Sie kommen ins Land auf der Suche nach einem besseren Leben. Geben sich nicht die Mühe, die Sprache zu lernen, bleiben lieber unter sich, leben in Parallelgesellschaften mit eigenen Vereinen und Clubs. Sie wollen nicht arbeiten und haben zugleich das Gefühl, ihnen stehe alles zu. Und es werden immer mehr, ein Ende ist nicht abzusehen.
Die Rede ist von deutschen Rentner_innen in Spanien und der Türkei. Viele werden jetzt über diese deutschen Migrant_innen schimpfen: „Andere“ Kulturen müssten respektiert und das Gastrecht nicht strapaziert werden, das wäre ja klar.

Mit diesem Beispiel lässt sich schon eine Menge zeigen, was in der Debatte über „Ausländer“ und „Inländer“ falsch läuft.

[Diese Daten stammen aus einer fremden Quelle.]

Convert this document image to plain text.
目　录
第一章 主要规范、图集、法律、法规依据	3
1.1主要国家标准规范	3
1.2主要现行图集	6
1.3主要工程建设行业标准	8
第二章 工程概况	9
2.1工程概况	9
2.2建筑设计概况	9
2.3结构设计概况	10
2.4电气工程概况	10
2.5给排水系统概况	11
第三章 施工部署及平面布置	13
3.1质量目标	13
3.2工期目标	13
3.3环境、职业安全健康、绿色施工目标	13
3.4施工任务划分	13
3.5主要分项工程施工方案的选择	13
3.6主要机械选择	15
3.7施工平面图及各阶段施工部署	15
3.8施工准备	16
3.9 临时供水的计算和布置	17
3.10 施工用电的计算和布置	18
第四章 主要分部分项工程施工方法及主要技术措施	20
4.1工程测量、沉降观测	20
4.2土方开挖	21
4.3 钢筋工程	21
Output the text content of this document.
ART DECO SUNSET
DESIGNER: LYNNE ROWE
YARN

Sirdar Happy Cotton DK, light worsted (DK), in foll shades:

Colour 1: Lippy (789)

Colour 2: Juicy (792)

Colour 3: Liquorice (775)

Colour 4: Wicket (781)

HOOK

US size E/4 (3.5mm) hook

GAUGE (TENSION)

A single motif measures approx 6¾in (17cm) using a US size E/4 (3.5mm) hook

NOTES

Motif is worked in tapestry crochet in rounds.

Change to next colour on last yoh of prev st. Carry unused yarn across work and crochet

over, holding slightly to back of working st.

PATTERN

Ich will „Kulturen“ oder ein „Gastrecht“ nicht respektieren, sondern Menschen und ihre Bedürfnisse achten und dafür ganz grundlegend aus den Kategorien von „Wir“ und „die Anderen“ ausbrechen. Klar nerven selbstgefällige deutsche Tourist_innen, aber eben nicht deswegen, weil sie einer Kultur oder einem Land keinen Respekt zollen, sondern weil sie sich Menschen gegenüber herablassend und rassistisch verhalten. Wenn die Debatte über geflüchtete Menschen wieder mit dem Satz „Wir können doch nicht alle aufnehmen“ endet, frage ich nach. Wer ist denn dieses „Wir“? Warum sollen Menschen, die zufällig einen anderen Pass besitzen, weniger Grund haben irgendwoanders zu leben? Überhaupt will ich gar nicht einsehen, dass Menschen überflüssig oder illegal sein könnten. Und wenn dann noch der Satz fällt, „wir“ seien nicht „das Sozialamt der Welt“, wird es Zeit, über Fluchtgründe zu reden.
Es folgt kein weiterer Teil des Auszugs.